I looked at this map & is no where complete or full!


----------



## Deleted member 9332 (Mar 22, 2015)

Preacher said:


> @nanoperception Thx. It would get imported in through KLM import. The paths do parallel the rail lines, but are several miles off. There is so much data in a rail map also that I think it would take a really long time to load and for someone to navigate around too. I think that's something that needs to stay an map unto itself. I have a link up in the description to a very good, very detailed rail map. I really do appreciate you taking the time to submit something, though. Don't let this put you off.
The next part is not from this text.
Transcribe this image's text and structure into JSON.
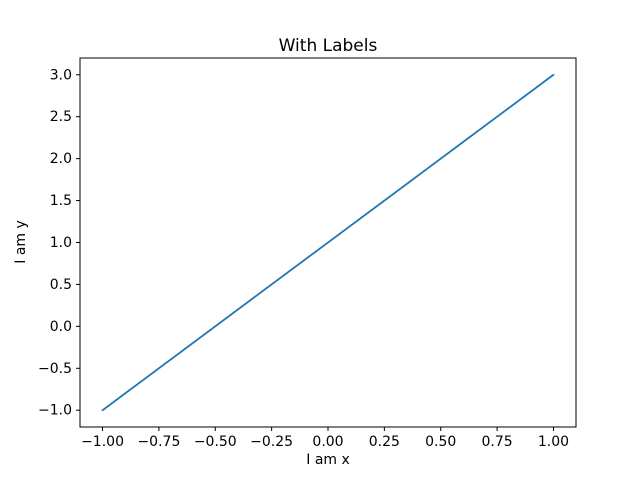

Wow, i can't believe i didn't check the accuracy before i posted this, that map isn't very precise. Also you're right it should be it's own map, and a link in the desc. of what? can't find what you're talking about rn, but that's probably just because im high, my bad. So, sorry i submitted useless information that was already available, I'll double check next time! 

@highwayman
Yeah, I know, my bad. I thought it was better at first glance but after a little more looking around it's very obviously neither accurate nor detailed enough.


----------



## Preacher (Mar 22, 2015)

@nanoperception In my map's description. 

 
Traveler's Helper 
Free, interesting and useful places, items and businesses for travelers, squatters, bums and all the Citizens Of The Outside. Be as detailed as you can and put the pin as close as you can. Leave in your Handle if you want credit. If you want to update an existing pin but don't have access, place another one next to it and add the info. Remember, if you use something off of the map DON'T BLOW IT UP or this will eventually get password protected. Lets keep it open for everyone. THX!!!!! For interactive rail maps see http://www.openrailwaymap.org/ 

And excuse that the map is a mess right now, I just imported a big file and it messed up a bunch of existing pins.


----------



## Deleted member 9332 (Mar 23, 2015)

@Preacher 
wow, can't believe i missed that SMH at myself.


----------